Moog Music’s Animoog software synthesizer for iOS has been hugely popular with Synthtopia readers – partly because of the name behind it, but mostly because it’s a well-designed, great sounding synth.

If you’re a Animoog user, here are a several ways you can get more out of it.

Moog recently introduced a new sound library for Animoog, designed by Richard Devine.

The Devine Expansion Pack includes 32 original presets handcrafted by Richard Devine himself. Also included are 43 new Timbres, nearly doubling Animoog’s sonic vocabulary. For details, see our previous post on the Devine Expansion Pack for Animoog.

Here’s a track, Momentum, created by composer Sascha Dikiciyan. Dikiciyan has composed music for over a dozen game titles, including Mortal Kombat vs DC, Prototype, Borderlands, and Mass Effect 3

All of the synth sounds you hear in this track are from the Devine Expansion Pack. The only non Animoog elements are a sampled Kick, Snare, Hi Hat and a small String and Brass sample.

Here are the technical details behind the track, in Dikiciyan’s own words:

Almost everything you hear is played live into my sequencer. Of course I did a lot of audio editing, but tried to stay away from using plugins.

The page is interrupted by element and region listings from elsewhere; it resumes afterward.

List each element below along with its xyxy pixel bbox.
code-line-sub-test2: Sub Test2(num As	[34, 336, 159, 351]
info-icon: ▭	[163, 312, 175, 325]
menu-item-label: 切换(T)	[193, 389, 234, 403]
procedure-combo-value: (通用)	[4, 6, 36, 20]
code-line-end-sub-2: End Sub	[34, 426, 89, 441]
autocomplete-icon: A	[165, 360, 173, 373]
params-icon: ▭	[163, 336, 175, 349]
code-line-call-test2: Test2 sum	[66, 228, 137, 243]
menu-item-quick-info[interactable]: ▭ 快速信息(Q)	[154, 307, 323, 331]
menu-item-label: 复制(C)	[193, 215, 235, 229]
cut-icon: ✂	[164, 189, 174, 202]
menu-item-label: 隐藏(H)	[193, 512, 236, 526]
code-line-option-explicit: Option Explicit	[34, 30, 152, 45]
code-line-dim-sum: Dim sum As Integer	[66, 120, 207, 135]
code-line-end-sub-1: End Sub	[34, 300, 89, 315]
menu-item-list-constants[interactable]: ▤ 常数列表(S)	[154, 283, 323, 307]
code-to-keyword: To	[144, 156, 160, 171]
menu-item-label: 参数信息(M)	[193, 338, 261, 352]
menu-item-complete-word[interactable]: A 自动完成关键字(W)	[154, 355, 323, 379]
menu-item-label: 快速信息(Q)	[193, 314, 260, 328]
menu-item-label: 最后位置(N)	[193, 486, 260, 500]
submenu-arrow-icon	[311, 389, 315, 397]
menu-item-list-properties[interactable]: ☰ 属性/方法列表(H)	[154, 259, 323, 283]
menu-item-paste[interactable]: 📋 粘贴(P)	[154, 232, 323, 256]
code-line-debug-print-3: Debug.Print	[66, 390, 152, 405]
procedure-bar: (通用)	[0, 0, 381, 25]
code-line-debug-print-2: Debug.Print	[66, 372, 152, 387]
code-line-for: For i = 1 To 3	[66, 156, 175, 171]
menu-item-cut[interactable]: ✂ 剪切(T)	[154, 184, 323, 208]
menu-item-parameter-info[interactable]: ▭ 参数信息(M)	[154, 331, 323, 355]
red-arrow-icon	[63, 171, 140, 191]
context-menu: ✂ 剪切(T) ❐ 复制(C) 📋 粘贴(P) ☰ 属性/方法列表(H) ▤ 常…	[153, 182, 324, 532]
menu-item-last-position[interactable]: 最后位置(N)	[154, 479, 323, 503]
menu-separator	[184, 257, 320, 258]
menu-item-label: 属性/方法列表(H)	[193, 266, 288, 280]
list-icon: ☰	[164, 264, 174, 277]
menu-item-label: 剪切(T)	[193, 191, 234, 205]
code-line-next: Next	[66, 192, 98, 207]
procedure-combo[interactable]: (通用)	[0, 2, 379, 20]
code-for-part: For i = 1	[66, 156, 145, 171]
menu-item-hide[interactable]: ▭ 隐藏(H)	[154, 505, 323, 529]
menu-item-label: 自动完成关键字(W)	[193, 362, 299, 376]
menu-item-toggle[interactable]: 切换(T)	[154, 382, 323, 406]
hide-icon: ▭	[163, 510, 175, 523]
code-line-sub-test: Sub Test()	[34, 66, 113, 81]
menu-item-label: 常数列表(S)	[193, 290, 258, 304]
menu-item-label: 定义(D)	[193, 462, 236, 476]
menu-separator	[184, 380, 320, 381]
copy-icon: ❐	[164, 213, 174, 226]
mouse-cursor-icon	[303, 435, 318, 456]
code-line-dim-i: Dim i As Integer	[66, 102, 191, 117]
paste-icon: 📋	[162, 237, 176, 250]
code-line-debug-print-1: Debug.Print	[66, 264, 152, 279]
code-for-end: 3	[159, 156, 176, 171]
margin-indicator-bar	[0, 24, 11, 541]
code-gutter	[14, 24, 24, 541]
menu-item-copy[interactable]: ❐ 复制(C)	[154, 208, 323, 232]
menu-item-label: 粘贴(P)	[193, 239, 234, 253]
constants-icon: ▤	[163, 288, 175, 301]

All of the effects you hear including filter, delay and distortion on the synths themselves, are all coming from Animoog. No other plugins were used.

To create the arpeggio-like synth hooks and bass lines I’ve used an analog- style MIDI sequencer app called Phaedra. With background audio and network session enabled, it works very well with Animoog. Again, that was played live into my computer and then edited only for timing consistency.

Some of that side-chain like pumping was done simply with volume automation in my sequencer. To add a slight cinematic touch, I’ve used some Orchestra samples via Kontakt.

Dikiciyan’s track is a great demonstration of what the current state of the art in iOS apps is capable of. You can learn more about Dikiciyan at his site.

You’re not going to maximize the potential of Animoog, though, just using presets. Here’s a  tutorial from Moog’s Chief Engineer Cyril Lance that looks at Animoog’s Timbres.

Timbres are the essential sound source of Animoog’s Anisotropic Synth Engine. ASE allows you to move through an X/Y space of timbres to create a constantly evolving soundscapes.

Got other ideas on how to get more out of Animoog? Leave a comment with your thoughts!


12 thoughts on “Get More From Moog’s Animoog Synthesizer For iPad

    1. Hm, I’d say Animoog doesn’t use granular synthesis but rather a form of shifting between wavetables. But of course it would be nice if users could load their own waveforms. Though I wouldn’t count on it, it’s not a sampler after all…

      1. They will not let you load your own wave of course, in this way you have no other choice than buying only their own waveforms, timbres or whatever rhey call it. Its all marketing my friend.

        1. EricLerner, are you saying that as the ASE “orbits” around an XY space containing wavetable shapes it is slicing through the wavetables and creating “grains” and this is just jargon, relabeling granular synthesis with different words? Or that this is a variation of the Reason Malström so-called “graintable” synth? If you are, just say so, because this is all interesting stuff and the only way we can learn is if people stop getting hung up on jargon and just say what they mean (or try to). Granular synthesis seems to be the “flavor of the moment” so it wouldn’t be surprising if people try to find their own approach to it.

  1. Yes!

    If you could create your own timbres and swap them with other users it would be huge.

    Love what they’ve done so far though and that demo track above is pretty hot.

  2. Well, the “timbre” presentation didn’t add much to the blurb.
    I think it’s a granular process, but the wavetables are prepared so they are more or less in sync at waveform period level.
    You can hear what I think is artefacts from the granular sampling in the overtone mini-sweeps as he moves through different waveforms at 0:48-0:49 and 1:05-07 and 1:20-28.

    Nice of them to keep the wall of modules around for background to videos though.
    Lets users remember what Moog was about and associate with their current products…

  3. Imho I think the animoog sounds pretty crappy, just as all synts i tried on the ipad. The sound are enormously digital.
    Although the iMS and the animoog are decent enough, fun to use and good for some particular sounds.

  4. What’s the best way I could use my Animoog app with an actual keyboard, lets say a microkorg? Does anyone do this?

  5. Yeah, digital is SO crappy. It’s just like back when they started using electricity on guitars… I KNEW no good would come from THAT!

    Analog-o-saurs RULE!

  6. Not bad but its basically a sampler with good editing, with a lot of prerecorded samples from a lots of hardware synthetizers. The anisotropic synth engine etc etc is just a marketing tool to make you think that there is a real synth engine etc inside.
    I will still prefer real synth apps, not sample based or wavetables etc.